Criss (2000:75-76) “İşgal altındaki İstanbul’da basına topluca bakarken toplam on bir Türkçe gazete çıktığını söyler. Gazeteler hükümetin emriyle bazen kapatıldığı için aynı gazete, o gazeteyi çağrıştıran yeni bir adla yayınlanmaktadır. İstanbul gazetelerini tasnif ederken Anadolu yanlısı olanları, Tevhid-i Efkâr, Vakit, İleri, İkdam, Akşam olarak sayar. Tercüman-ı Hakikat ise siyasi olarak taraf tutmamaktadır. Tanin, millî bir yaklaşım sahibi olmasına rağmen, anti-Kemâlist’tir. Peyam-ı Sabah, Alemdar102, Serbestî aleyhte yayın yaparlar. Takvim-i Vekâyi’den resmî gazete olarak söz etmeye gerek yoktur. Yalnız o ortamda Karagöz, Zümrüt, Akbaba, Diken adlı mizah gazeteleri çıkar. Karagöz, Anadolu yanlısı karikatürlerle çıktığı halde kapatılmadan yayınına devam eder. Bu dönem gazeteleri siyasi tercihlerini açıkça belirtmişlerdir. Ya Kuva-yı Millîye’ci ya da onun aleyhindedir. Diğer dillerde çıkan gazeteler, dikkat çekici farklar ortaya koyar. Fransızca çıkan altı gazete içinde Siyonist, Türk taraftarı, aleyhtarı, Yunan yanlısı olanlar kadar değişik bakış acıları mevcuttur. İşgalci İngiliz askerlerinin okumaya izinli oldukları yegâne gazete, İngilizce çıkan The Orient News’dir. Gazetenin 1919’da İngiliz işgal yetkililerince kurulduğu tahmin edilmektedir.

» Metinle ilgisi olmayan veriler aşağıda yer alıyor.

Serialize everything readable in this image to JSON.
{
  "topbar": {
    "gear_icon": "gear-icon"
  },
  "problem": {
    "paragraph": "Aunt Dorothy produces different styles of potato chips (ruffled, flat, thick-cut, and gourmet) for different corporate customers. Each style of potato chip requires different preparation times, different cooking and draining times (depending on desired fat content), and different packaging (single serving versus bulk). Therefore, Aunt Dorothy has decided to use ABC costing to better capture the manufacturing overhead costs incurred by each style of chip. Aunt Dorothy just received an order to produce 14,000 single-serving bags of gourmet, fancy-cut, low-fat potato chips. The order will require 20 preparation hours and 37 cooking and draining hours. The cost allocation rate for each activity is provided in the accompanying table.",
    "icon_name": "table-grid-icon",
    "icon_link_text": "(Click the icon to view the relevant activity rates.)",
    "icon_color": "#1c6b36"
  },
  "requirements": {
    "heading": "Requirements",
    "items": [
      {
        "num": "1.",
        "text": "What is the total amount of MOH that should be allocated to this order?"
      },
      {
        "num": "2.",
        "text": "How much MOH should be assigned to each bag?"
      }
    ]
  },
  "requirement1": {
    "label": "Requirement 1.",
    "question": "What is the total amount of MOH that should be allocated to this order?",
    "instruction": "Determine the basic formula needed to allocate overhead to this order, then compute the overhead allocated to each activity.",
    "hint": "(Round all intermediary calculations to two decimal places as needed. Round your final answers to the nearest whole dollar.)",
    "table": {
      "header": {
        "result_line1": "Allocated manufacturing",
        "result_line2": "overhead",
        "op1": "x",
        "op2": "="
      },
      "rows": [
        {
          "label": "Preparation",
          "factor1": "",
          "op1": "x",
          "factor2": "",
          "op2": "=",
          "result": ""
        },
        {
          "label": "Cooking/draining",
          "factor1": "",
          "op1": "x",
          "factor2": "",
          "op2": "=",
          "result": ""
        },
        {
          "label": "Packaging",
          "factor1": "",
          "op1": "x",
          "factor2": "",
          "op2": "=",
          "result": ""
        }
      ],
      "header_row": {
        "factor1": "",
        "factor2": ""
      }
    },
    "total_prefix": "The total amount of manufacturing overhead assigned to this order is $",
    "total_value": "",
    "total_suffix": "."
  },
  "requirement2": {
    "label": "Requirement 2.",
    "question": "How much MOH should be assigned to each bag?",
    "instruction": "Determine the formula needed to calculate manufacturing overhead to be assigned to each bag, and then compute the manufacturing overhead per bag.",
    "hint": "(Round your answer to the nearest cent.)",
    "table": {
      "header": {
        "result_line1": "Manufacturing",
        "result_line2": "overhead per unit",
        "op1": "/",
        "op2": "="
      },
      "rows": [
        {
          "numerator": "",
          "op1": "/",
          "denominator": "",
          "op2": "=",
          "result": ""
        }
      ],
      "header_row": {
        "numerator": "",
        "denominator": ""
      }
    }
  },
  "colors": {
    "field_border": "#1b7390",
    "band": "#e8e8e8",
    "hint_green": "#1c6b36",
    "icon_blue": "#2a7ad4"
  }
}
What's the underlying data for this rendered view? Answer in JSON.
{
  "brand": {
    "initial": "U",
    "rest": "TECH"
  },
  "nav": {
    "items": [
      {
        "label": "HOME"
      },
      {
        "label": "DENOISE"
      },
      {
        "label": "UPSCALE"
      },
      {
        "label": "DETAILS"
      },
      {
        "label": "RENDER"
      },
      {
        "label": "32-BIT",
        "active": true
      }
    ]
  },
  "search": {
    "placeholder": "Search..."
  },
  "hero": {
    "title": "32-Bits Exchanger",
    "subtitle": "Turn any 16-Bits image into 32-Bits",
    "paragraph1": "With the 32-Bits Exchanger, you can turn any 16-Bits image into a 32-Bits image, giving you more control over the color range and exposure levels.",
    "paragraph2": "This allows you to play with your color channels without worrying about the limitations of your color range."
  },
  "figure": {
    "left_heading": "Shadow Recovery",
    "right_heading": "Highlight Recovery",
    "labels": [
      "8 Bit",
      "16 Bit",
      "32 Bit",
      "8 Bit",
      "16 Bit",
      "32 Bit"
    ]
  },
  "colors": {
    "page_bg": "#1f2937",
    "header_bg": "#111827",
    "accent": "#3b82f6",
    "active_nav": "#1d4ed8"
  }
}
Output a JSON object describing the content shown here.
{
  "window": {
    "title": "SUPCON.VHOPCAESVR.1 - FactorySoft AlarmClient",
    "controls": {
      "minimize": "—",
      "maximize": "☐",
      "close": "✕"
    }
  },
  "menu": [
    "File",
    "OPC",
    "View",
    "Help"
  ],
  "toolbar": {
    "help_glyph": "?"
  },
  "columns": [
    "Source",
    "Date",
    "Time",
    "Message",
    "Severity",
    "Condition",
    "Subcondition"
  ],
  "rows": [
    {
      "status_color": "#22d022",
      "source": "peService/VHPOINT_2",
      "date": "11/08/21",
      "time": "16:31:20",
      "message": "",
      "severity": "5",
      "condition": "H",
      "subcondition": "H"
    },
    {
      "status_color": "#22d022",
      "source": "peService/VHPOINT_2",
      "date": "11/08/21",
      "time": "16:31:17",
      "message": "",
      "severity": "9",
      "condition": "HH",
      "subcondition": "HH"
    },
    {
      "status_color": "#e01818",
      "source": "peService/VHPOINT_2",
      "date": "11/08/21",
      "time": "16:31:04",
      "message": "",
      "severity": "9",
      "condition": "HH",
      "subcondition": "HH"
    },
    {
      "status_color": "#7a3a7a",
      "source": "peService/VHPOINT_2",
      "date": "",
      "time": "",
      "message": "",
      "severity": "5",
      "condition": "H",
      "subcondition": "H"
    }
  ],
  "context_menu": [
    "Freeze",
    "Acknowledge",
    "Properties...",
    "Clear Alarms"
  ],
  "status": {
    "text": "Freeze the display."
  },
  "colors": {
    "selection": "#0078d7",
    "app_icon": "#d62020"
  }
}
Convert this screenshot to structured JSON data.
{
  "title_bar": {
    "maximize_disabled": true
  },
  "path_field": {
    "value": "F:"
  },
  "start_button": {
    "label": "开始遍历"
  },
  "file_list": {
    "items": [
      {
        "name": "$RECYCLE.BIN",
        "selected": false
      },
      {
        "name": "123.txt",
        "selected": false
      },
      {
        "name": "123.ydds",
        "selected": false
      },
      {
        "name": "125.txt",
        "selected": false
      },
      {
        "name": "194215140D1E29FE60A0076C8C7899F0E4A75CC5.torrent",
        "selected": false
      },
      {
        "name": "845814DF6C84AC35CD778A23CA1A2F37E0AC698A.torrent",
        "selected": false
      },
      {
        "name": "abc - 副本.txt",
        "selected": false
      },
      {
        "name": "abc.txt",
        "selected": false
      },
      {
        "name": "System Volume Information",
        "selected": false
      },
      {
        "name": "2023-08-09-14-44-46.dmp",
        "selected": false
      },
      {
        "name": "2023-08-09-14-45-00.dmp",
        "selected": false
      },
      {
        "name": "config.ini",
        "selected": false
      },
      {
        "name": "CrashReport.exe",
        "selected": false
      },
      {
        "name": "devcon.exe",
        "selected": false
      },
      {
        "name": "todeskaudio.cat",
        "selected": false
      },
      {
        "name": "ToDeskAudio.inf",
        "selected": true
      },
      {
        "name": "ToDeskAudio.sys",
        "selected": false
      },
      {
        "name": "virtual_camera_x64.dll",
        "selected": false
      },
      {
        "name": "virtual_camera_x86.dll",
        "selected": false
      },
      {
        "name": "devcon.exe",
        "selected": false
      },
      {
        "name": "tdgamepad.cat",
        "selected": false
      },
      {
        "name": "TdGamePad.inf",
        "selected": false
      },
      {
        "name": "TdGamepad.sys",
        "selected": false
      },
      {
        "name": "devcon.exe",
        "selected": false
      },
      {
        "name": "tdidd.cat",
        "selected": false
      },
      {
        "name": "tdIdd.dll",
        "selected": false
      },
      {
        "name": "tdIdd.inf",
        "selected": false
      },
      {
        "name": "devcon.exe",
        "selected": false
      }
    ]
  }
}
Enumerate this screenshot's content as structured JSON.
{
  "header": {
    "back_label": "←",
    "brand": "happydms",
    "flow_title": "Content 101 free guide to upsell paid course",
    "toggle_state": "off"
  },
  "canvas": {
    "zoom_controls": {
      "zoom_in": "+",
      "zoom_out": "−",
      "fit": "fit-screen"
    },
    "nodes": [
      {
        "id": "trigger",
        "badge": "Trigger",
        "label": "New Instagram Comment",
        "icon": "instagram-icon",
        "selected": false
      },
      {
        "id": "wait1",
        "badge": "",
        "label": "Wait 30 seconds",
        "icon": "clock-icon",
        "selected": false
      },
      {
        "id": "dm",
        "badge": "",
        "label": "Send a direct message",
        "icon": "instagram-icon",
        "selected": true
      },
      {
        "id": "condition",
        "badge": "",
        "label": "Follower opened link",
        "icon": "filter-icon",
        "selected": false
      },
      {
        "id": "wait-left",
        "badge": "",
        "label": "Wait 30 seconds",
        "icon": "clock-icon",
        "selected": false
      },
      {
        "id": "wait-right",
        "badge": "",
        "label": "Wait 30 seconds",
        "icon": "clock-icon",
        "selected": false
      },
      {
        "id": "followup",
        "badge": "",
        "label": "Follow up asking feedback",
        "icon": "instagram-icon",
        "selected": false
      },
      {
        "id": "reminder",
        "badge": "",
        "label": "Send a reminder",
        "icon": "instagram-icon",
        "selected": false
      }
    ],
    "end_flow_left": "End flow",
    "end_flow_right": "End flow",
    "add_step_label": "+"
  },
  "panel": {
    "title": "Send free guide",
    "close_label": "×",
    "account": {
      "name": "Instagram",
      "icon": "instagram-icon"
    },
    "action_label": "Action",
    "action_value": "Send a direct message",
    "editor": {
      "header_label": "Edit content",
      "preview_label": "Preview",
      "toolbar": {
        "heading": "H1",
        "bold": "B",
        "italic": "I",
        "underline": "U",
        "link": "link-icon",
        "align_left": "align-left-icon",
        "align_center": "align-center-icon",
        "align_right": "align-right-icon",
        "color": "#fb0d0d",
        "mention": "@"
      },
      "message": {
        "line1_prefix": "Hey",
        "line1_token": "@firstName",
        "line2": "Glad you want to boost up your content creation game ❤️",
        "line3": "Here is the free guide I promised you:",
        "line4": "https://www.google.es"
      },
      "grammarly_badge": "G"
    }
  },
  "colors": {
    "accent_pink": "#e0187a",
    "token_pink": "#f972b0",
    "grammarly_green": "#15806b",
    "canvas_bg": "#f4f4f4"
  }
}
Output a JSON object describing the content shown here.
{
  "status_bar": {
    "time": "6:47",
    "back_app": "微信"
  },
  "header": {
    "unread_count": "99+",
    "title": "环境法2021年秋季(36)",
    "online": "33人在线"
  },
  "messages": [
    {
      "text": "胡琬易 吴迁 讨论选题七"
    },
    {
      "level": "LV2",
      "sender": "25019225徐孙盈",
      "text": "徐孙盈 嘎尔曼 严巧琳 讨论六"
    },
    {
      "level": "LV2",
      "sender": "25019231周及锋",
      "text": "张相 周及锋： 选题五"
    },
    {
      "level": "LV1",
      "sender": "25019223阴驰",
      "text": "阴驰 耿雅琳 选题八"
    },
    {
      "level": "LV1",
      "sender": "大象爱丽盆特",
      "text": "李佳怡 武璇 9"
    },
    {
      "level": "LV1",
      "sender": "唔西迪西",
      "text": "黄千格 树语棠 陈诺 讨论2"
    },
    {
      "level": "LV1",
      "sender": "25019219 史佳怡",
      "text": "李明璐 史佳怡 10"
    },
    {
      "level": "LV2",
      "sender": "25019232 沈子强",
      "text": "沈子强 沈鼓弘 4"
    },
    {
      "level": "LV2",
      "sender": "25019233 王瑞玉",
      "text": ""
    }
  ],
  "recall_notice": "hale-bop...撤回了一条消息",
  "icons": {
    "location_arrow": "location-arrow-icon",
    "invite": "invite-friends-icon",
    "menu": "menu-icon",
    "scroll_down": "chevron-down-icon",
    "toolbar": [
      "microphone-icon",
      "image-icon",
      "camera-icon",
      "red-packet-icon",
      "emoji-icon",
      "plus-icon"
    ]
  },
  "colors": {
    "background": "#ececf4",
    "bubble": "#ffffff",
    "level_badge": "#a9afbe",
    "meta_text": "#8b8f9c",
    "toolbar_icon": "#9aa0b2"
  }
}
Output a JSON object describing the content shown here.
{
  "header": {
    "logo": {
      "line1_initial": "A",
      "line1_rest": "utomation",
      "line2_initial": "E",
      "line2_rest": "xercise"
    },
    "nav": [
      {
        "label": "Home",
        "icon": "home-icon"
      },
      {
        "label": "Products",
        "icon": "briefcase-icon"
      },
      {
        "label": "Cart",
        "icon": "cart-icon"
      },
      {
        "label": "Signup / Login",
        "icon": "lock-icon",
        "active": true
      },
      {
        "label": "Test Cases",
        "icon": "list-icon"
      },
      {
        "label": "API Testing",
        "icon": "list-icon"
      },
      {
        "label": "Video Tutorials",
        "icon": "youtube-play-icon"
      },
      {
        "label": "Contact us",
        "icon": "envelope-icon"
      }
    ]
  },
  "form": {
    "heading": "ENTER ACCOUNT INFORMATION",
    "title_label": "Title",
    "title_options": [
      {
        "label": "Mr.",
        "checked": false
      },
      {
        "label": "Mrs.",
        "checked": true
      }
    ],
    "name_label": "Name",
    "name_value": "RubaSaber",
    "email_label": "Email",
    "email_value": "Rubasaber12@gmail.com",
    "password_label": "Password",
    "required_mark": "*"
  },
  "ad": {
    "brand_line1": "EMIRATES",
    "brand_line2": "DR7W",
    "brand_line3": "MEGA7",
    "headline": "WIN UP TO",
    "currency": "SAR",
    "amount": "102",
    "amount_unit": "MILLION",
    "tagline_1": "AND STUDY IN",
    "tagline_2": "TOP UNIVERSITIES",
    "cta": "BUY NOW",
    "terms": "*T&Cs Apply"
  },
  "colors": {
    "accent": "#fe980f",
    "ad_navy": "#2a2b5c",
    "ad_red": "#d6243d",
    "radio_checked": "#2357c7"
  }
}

Osmanlı azınlıklarının gazetelerine gelince Ermenilerin beş gazeteleri vardır. Biri Komünist Hınçak Partisi’nin yayın organı, diğerleri ılımlı gazeteler durumundadır. Anadolu’da Ermenice yayın yapan gazeteler bu rakama dahil değildir. Anadolu’da garip bir

102 Alemdar gazetesi ve Refii Cevat için bakınız: ÖZBEY Mustafa 1990. Millî Mücadele Döneminde Basın ve

Alemdar Gazetesi, Marmara Üniversitesi Sosyal Bilimler Enstitüsü, Yayınlanmamış Yüksek Lisans Tezi,

fesat ittifakı kurulmuştur. Türk köylerini yakıp-yıkan Ermeni çetelerinin tahribatı, nasıl Yunan işgali altındaki bölgelerde sürüyorsa; Ermenice basın da benzeri bir anlayışla işgal bölgelerinde çıkar. Adana’daki Ermenice gazeteler bunlardandır. Yalnız 1921 Kasım’ında Fransızların bu şehrimizden çekilmesi üzerine, Adana’daki Ermenice gazeteler de yayınlarını durdurarak yayın ekibi ve matbaalarıyla birlikte, bu şehri terk ederler (Çiçek 1990: 299). Yalnız sona doğru Ermeniler, Avrupa’dan ümidini kesip Türklerle geçmiş problemleri unutarak barış içinde yaşama zemini ararlar. Azınlıklar içinde en çok gazete sahipliği ise Rumlarındır. Yedi gazete çıkaran Rumlar düşmanca bir tavırla, bir çok konuda istismarcı ve propagandacı bir yayın içindedirler. Yahudilerin ise ikisi Hahambaşılığın resmî sözcüsü olmak üzere dört adet gazeteleri vardır (Criss 2000: 78).

Mütareke Dönemi basını, Millî Mücadele basını için bir geçiş dönemidir. Her geçiş döneminde olduğu gibi bu dönem gazetelerinde de kafalar karışık, kimse ciddi olarak ne istediğini bilmemektedir. Mandacılar, işbirlikçiler ve azınlık basını, Müttefik Güçler’in ve İstanbul Devleti’nin gücünü arkasına alarak basın alanında hakimiyet kurmuşlardır.